If this is a glimpse of our technological future I don't think it will be coming courtesy of Microsoft. All they need to do for me is concentrate on actually delivering an operating system that I can use for a change. They need to stop the dreaming and show us some of the things that they are working on now. I mean they have one main product, and its been a botched mess since XP.
If any company is going to deliver these kinds of solutions I think its going to be Google and Apple.
There are two ways to enable everything to talk in a slick manner like this: brutal monopoly, or open standards. As evidenced by this video the "new" Microsoft has all sorts of cool ideas, but I'm willing to bet they see the enabler the same way as the "old" microsoft. Brutal monopoly.
I don't understand why there's so much hate for Microsoft. There's much more to Microsoft than just Windows, Office, and Live Search. For one, I'm impressed by some of the stuff coming out of Microsoft Research that was shown at Techfest 2009, their internal research conference, in the last couple of days: [http://research.microsoft.com/en-us/events/techfest2009/vide...]

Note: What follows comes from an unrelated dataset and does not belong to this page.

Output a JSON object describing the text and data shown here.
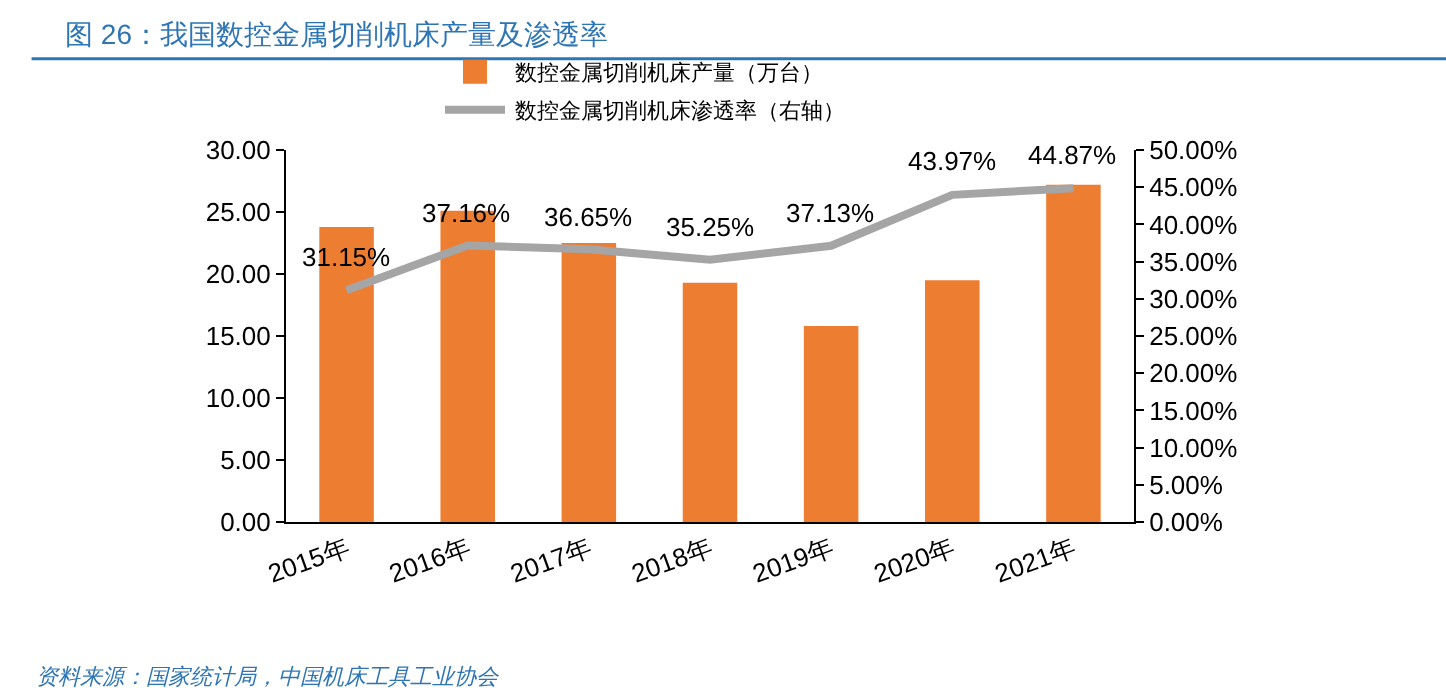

The main difficulty with this kind of vision is that people need to build a system to support it. It is not like a single company can make the devices, the software, the infastructure, the economic environment, the incentives, etc. So one must develop and establish rules and interoperability protocols. And this takes a lot of time.
Expressing the vision and trying to build parts of it (e.g. microsoft surface) does not hurt, though.
Making a concept video or having a group of talented people with a good vision doesn't mean the corporation is actually going to deliver on that vision. You can bet every big company has a load of talented people with great ideas and talent inside it. But the machinery and politics of the big company pretty much dictate the really groundbreaking ideas aren't going to make it out of the R&D lab.